At this time, in exactly three weeks, I will be laying my head down in bed next to the man I plan to spend my life with. In the house we will share for the foreseeable future. In Wisconsin. This was not my plan when I packed up my Corolla eight months ago and headed out West.
So, what changed my mind? Faith. I prayed about this decision more than I talked about it. And in doing so, I am able to say that my faith is leading my journey.
When you pack up all of your belongings, and leave everything that you know, you're taking a leap of faith. You're saying that you have confidence everything will work out, that your plan is unfolding just as it should. Even in this moment, when everything is unsure, you are confident.
When you move to a city without your trusted companions, your friends and family who have always helped you through tough decisions, you're taking a leap of faith. You no longer have the option to spend hours dissecting a situation and analyzing all of the possible solutions. At least, not with your usual group of life-coaches and advisors. You're on your own. Whether you have said the words or not, you have told yourself and everyone in your life that you are capable of making big life choices...through faith.

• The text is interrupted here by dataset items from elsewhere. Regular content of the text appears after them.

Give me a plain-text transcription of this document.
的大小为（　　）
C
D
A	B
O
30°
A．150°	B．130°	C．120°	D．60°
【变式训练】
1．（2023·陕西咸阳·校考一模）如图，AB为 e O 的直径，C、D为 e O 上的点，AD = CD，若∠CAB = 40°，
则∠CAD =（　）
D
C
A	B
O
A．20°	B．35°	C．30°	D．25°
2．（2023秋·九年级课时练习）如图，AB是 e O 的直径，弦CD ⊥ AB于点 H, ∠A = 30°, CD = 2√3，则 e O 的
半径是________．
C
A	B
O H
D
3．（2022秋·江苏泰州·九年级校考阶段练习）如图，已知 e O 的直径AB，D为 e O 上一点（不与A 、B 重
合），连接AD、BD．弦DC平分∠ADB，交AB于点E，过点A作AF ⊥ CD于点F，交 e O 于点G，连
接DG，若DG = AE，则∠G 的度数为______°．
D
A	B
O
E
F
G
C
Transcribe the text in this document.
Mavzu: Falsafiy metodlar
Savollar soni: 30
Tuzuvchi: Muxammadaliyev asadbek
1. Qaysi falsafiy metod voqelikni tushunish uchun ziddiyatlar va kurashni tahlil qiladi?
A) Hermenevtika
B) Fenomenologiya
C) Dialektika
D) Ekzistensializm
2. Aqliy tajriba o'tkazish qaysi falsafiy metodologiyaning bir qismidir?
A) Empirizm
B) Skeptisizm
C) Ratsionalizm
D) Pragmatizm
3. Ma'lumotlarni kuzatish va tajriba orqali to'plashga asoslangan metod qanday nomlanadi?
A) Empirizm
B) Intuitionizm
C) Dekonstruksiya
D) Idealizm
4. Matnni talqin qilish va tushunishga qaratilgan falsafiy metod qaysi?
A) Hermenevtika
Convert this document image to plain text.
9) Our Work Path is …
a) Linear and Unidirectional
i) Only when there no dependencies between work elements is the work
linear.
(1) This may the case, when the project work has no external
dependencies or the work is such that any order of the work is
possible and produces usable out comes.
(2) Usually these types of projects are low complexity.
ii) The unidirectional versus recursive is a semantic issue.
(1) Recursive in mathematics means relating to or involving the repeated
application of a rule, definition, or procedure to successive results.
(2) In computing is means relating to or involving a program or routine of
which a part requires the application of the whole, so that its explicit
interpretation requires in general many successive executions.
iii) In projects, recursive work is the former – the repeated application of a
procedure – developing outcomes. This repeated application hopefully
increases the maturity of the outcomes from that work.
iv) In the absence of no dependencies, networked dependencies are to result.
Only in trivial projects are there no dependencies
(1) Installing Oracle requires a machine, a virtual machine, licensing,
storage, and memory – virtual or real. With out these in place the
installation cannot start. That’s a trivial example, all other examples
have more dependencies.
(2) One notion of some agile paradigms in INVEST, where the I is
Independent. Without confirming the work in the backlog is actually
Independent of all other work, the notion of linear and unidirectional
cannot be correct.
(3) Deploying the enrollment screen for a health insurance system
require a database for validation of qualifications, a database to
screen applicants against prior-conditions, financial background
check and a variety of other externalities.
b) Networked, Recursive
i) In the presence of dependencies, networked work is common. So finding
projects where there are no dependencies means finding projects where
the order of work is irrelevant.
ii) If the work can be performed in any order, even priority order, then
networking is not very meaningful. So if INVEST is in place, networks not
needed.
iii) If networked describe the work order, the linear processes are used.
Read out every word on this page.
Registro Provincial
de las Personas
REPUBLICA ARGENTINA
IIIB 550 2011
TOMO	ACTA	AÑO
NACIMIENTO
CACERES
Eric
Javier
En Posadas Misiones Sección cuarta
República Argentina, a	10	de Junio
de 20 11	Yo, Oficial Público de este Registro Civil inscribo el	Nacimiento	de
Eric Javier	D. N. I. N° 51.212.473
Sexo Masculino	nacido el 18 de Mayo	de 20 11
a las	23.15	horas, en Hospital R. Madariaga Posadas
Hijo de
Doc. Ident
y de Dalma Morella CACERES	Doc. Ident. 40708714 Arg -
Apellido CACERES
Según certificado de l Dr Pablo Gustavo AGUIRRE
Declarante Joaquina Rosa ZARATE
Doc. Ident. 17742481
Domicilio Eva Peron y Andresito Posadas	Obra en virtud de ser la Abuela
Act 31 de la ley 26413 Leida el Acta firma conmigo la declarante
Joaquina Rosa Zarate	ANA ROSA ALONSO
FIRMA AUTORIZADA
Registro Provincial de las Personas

Here I am, less than three weeks away from my second cross-country move in a nine-month period. I am packing up all of my belongings, leaving behind everything I have learned to know, moving onto an unknown chapter in my life. I am taking a leap of faith. I am trusting that everything will work out, that my plan is unfolding just as it should. And I am confident. I am confident because I made this decision for me. I made this decision through faith.
A previous pastor at my church in Appleton once said, "I don't have answers. I have faith." Ever since I heard him say that, probably close to eight years ago now, I have held onto it as my own personal mantra for my faith, and my life. I don't have the answers for some of the questions in my mind. But I don't need them. I have faith.